L’Uomo Dal Basco In Testa, investito dalla luce improvvisa, tradì sorpresa solo in un movimento di un poco più brusco del dorso della mano destra sul foglio di carta. Bucco si socchiuse alle spalle l’uscio e rimase immobile nella penombra. L’Uomo Dal Basco In Testa gli chiese chi fosse e subito, dopo essersi umettato quasi con cura indice e pollice sulla lingua, cominciò a sfogliare nell’aria un libro tutto suo, immaginario.
“Di Bucco non ne ho mai conosciuti “, disse. Domo una breve pausa aggiunse di non averne mai incontrati né in Francia, né in Indocina e neppure in uno degli altri luoghi che la memoria in quel momento gli suggeriva.
“Del resto tutto è segnato in ogni suo particolare su questo foglio: da un lato il bene e dall’altro il male”, disse l’Uomo Dal Basco In Testa mostrando il foglio a Bucco, questi naturalmente non scorse nulla di scritto. Non importava: il vecchio raccontò di avere tenuto in tasca quel foglio per sessant’anni e sempre vicino al cuore. Un tempo più che sufficiente perché s’impregnasse, giusto giusto, di tutto il bene e di tutto il male di un uomo.
“Il bene e il male sono così prossimi - sostenne il vecchio - da essere eccessiva anche questa sottile pellicola di carta oleata. Tocchi, tocchi pure, non abbia paura intanto non può alterare nulla di quanto ci sia impresso. Più sottile di questo non mi è stato possibile acquistarne in nessun bazar del mondo. Neppure in quei luoghi lontani e sperduti dove sono stato”.
Spiegò poi quel foglio dalla parte del bene e disse che proprio lì in quell’impercettibile ruga della carta che indicava con l’indice umido stava una figura di donna.
Bucco, come fosse stato suggestionato dalle parole e soprattutto dai gesti maniacali del vecchio, vide la donna. Aveva capelli un poco ramati, acconciati, per suo sfizio, a piccole ciocche. Queste ricadevano le une sulle altre come fosse un sottobosco in cui di certo sarebbe stato piacevole far scorrere le dita.
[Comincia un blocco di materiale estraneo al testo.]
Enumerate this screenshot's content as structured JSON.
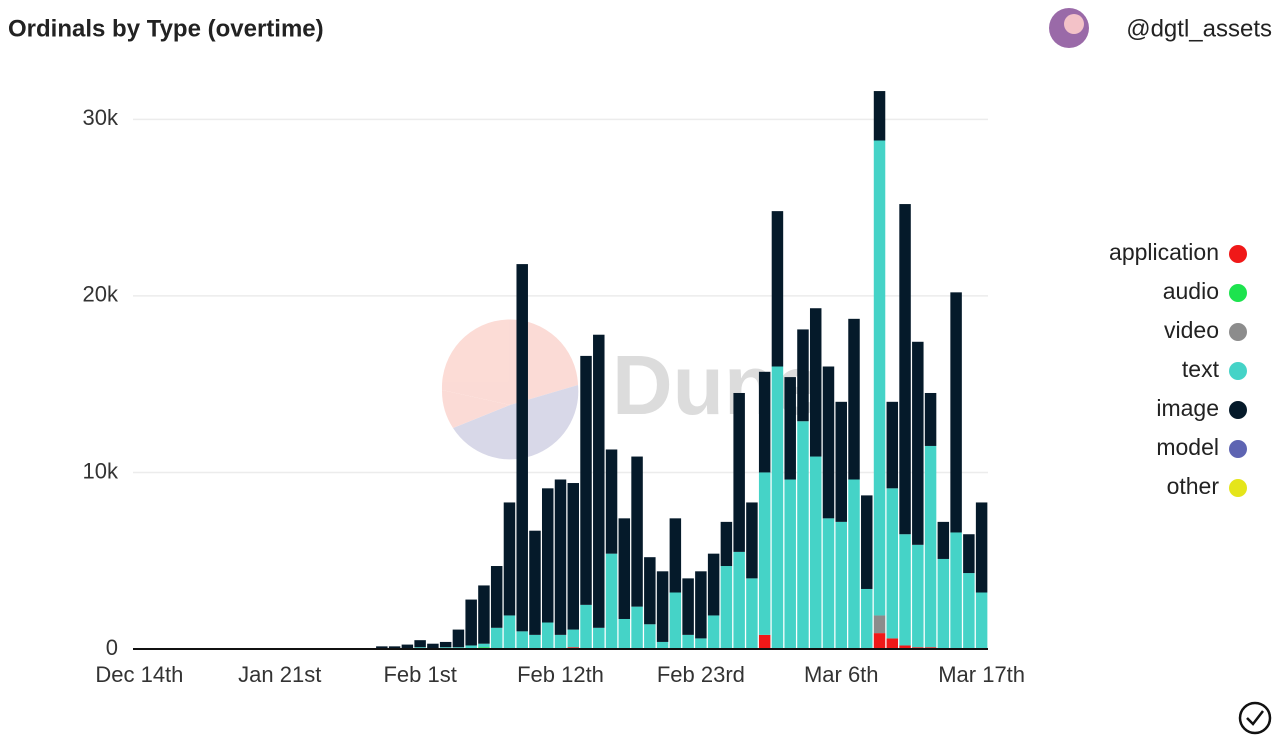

Aveva occhi azzurro polvere e un naso che a qualcuno poteva parere buffo.
L’Uomo Dal Basco In Testa rivoltò il foglio dal lato del male e, in corrispondenza della precedente ruga della carta, indicò un’altra figura di donna. Bucco vide anche questa. Aveva gli stessi capelli a ciocche dell’altra. Stessi gli occhi e il naso. Sotto il seno destro, a differenza dell’altra, il tatuaggio di una scimmia dalla coda rosea disturbava il lucore e la bellezza della sua pelle.
L’Uomo Dal Basco In Testa confidò a Bucco che non aveva altro da raccontare e come in quel momento si fosse esaurito tutto il suo attendere. Ripiegò il foglio e se lo pose sul cuore e zoppicando se ne andò nella stanza accanto. Chiuse alle spalle l'uscio della camera. Bucco rimase accanto al tavolo, inebetito. Gli parve di sentire provenire dalla stanza, in cui si era rinchiuso il vecchio, rumori di armadi aperti, di abiti strusciati sul pavimento in legno, di armadi chiusi.
L’Uomo Dal Basco In Testa poco dopo uscì dalla stanza, Indossava una stinta divisa da legionario. Salutò Bucco e si avviò verso la porta socchiusa sulla via. Due passi all'indietro e da sotto al tavolo raccolse una valigetta, la pose sul tavolo, s'accertò che fosse ben serrata e l'afferrò con la destra. Nell’uscire, definitivamente, si rivolse a Bucco: “Non ho mai incontrato un Bucco in vita mia, né in Francia, né in Indocina e neppure in uno degli altri luoghi che la memoria ancora mi suggerisce”. Bucco rimase come impietrito, il vecchio se ne accorse e incamminandosi per la via gli disse “Non si preoccupi per dove vado, di sicuro avrò modo di conoscere ancora il bene e il male e ancora una volta avrò accanto la mia valigetta con i ferri per tatuare”.